Pierwotnie miał to być kolejny spin-off taki jak młodość, ale rysowany przez innego twórcę, ale czytelnicy nie byli przekonani do Vance'a i jego stylu, jakże odmiennego od Girauda. Dodatkowo nie pasowały mu proponowane, bardzo napięte terminy ukończenia i publikacji trzeciego tomu. Marshala dokończono więc naprędce po latach.

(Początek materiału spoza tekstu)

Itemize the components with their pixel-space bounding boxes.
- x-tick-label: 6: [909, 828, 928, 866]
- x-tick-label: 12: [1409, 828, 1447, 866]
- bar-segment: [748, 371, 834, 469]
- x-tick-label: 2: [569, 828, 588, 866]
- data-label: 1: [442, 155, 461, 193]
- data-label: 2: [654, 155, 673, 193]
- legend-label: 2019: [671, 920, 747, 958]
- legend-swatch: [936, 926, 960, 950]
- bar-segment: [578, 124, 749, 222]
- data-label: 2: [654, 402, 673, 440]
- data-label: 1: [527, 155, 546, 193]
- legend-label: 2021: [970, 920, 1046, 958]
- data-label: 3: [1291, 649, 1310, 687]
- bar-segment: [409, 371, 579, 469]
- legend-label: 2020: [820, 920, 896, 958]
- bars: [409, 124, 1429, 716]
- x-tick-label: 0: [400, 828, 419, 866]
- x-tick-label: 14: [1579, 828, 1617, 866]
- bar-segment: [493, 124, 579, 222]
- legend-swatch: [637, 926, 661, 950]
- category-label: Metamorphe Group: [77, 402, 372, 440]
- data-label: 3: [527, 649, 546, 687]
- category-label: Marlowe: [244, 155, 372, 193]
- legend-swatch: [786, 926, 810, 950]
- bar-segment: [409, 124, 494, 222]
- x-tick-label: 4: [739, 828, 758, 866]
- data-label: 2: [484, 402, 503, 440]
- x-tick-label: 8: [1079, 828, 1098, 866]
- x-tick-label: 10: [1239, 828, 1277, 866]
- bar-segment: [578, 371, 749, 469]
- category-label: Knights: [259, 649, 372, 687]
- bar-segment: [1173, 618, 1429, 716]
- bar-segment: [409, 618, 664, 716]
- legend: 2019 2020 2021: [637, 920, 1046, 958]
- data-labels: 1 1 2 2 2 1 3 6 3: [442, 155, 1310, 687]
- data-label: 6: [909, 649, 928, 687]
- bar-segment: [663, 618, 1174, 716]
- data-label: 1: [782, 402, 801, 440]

Rouge był asystentem i protegowanym Girauda, więc czerpie z niego garściami, ale nie jest tak wyrazisty jak jego mentor, ani jak Vance. Pamiętam, że ogólnie mi się podobało, ale właśnie ta nagła zmiana trochę mnie wytrąciła z równowagi.

Offline tucoRamirez

  • Zbrojmistrz bracki
  • *****
  • Wiadomości: 1 010
  • Total likes: 2
  • Hijo de una gran puta!
Odp: Blueberry
« Odpowiedź #488 dnia: Październik 04, 2018, 08:12:04 pm »
Pamiętam, że ogólnie mi się podobało, ale właśnie ta nagła zmiana trochę mnie wytrąciła z równowagi.
Ja (słabo) pamiętam, że bardziej niż zmiana rysownika, przeszkadzała mi sama fabuła trzeciej części, ale mogę coś mylić, dawno to już czytałem.
czytelnicy nie byli przekonani do Vance'a i jego stylu, jakże odmiennego od Girauda.
..a tego faktu to nie kojarzę, w sumie dziwne, ale możliwe.
Z wszystkiego, co kiedykolwiek napisano, lubię tylko to, co autor napisał własną krwią.